After leaving Barrow, McEvilly began training with Sligo Rovers of the League of Ireland Premier Division in June 2010. He made only one league appearance for the side, coming on as a substitute in the 2–1 defeat to Shamrock Rovers on 2 July 2010. In November 2010, he returned to his first senior club Burscough, signing a permanent contract with the Northern Premier League outfit. He made his debut on 11 December 2010 as a second-half substitute in the 3–2 loss against Bradford Park Avenue. Three weeks later, he got on the scoresheet for the first time during his second spell at the club, scoring both Burscough goals in the 4–2 defeat to Kendal Town. McEvilly went on to stay at Victoria Park for three months before transferring to Conference North side Droylsden along with goalkeeper Sean Lake in March 2011.

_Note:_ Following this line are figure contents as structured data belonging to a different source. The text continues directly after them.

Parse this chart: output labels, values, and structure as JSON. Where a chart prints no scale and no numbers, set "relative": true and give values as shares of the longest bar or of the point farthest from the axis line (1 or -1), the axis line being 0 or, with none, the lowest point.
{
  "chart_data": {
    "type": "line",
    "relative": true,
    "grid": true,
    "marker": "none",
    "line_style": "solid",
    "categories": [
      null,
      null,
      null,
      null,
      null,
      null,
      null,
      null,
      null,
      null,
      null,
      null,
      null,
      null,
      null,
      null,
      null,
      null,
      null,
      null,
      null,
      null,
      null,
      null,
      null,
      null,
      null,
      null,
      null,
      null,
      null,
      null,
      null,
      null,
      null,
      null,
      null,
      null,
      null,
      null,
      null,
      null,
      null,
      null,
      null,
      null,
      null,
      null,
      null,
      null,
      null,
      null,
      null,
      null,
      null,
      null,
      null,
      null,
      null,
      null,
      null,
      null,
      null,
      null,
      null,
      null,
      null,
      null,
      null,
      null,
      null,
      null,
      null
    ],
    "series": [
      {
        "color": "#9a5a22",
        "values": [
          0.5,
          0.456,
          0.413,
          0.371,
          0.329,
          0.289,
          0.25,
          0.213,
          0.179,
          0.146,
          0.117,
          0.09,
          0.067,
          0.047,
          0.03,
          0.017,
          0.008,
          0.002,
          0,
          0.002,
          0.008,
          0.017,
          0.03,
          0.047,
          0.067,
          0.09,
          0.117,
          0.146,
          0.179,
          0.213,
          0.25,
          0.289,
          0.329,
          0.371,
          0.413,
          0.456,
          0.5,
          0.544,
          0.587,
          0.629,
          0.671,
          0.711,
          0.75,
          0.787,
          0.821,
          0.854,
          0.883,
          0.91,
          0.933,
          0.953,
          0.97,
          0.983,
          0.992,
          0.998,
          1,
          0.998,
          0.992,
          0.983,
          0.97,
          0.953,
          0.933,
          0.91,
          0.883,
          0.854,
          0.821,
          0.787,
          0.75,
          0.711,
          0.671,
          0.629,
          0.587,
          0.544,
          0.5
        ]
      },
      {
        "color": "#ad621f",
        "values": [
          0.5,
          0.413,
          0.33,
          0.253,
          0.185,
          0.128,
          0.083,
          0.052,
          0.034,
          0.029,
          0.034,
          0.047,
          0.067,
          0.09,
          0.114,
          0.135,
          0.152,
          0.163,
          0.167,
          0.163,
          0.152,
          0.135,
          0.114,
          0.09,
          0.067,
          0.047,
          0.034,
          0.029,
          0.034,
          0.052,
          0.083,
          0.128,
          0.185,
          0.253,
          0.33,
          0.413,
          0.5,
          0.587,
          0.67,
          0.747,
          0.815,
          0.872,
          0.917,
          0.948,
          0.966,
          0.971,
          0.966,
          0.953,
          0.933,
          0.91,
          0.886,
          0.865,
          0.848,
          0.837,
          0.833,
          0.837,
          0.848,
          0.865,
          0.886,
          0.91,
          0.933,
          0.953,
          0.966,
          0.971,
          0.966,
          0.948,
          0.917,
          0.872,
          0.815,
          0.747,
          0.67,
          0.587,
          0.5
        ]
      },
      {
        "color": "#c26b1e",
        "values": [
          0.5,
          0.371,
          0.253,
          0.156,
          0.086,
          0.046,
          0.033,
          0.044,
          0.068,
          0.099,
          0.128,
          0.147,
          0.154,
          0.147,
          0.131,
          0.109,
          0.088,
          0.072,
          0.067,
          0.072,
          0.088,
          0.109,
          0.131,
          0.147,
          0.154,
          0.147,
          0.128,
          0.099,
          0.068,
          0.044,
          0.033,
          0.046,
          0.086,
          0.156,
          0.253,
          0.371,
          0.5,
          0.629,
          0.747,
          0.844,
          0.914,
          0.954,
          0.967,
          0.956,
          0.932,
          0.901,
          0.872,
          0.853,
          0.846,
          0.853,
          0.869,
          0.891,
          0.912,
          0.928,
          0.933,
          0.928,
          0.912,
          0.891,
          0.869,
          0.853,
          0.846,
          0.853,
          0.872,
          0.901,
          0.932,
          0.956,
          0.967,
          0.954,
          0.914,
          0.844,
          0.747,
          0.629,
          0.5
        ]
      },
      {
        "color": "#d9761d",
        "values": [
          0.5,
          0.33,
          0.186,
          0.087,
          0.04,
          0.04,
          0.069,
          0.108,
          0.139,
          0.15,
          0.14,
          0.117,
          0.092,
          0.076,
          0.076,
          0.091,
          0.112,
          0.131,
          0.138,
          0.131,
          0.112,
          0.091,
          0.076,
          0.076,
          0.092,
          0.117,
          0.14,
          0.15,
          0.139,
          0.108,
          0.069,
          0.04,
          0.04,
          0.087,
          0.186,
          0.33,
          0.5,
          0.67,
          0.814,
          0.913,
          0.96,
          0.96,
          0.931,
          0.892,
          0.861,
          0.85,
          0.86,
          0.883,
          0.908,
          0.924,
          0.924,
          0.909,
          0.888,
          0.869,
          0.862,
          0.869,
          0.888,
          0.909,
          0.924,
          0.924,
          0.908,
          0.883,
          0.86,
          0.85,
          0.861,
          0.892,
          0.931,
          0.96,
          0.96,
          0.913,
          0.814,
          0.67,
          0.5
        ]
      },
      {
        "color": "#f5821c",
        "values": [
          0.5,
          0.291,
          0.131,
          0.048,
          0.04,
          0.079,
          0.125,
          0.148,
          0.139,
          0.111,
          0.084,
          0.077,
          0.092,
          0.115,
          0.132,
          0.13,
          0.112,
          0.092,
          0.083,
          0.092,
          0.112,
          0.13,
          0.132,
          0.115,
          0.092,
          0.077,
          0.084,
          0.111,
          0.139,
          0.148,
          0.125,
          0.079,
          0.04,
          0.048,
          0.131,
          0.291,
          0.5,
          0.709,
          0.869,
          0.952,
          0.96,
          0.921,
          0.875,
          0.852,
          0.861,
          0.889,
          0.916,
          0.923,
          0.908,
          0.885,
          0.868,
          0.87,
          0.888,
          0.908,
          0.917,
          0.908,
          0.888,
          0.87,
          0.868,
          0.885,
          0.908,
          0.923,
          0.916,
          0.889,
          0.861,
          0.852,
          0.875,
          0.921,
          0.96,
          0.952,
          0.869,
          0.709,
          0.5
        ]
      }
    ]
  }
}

McEvilly signed for Garry Flitcroft's Chorley at the start of the 2011–12 season. He scored his first goal in a 6–0 home victory over Frickley Athletic and went on to play 12 league games for the club, scoring four times. However, on 13 October, McEvilly was released after failing to hold down a first team spot. He subsequently joined Colwyn Bay on 27 October 2011. He signed for AFC Fylde in February 2012 to work with Dave Challinor again, but was released at the end of the campaign. In August 2012, McEvilly signed for Warrington Town, the fourteenth different club of his career. After being released by Warrington in December 2012 he spent time training with Barrow and officially joined the club on non-contract terms on 31 January 2013—the start of his third spell with the Cumbrian outfit. After 6 matches he dropped down a division, signing for Droylsden, leaving after the club was relegated from the Northern Premier League Premier Division at the end of the 2012–13 season.

After leaving Droylsden, McEvilly's career is not documented, but he is presumed to have continued playing in amateur football. In July 2018, he signed as a player-coach for Litherland REMYCA in the North West Counties Football League Premier Division. The manager who had hired him, James Olsen, left Litherland in December 2018, and it is unknown how much longer McEvilly stayed at the club.

==International career==
Sammy McIlroy called McEvilly up to the Northern Ireland squad to face Spain in an international friendly on 17 April 2002 at Windsor Park, Belfast. He earned his first cap, replacing Warren Feeney as a substitute in the 63rd minute in the 5–0 defeat to Spain. He went on to play for Northern Ireland under-21, gaining nine caps scoring three goals between September 2002 and October 2003. On 27 April 2004, McEvilly played for Northern Ireland under-23 team in the 0–0 home draw against Serbia & Montenegro. McEvilly was called up to the Northern Ireland national squad again in May 2006, to face United States but he failed to make an appearance.

==Playing style==
Rochdale assistant manager David Hamilton described McEvilly saying; "He's strong, powerful, can shoot with both feet and can score goals. He has good all-round ability and is tremendously tenacious". His aggressive and robust playing style earned him the nickname "Evil".

==Personal life==
Prior to playing professional football for Rochdale, McEvilly worked at McDonald's fast food restaurant. He was born in Liverpool, Merseyside, and is an Everton supporter.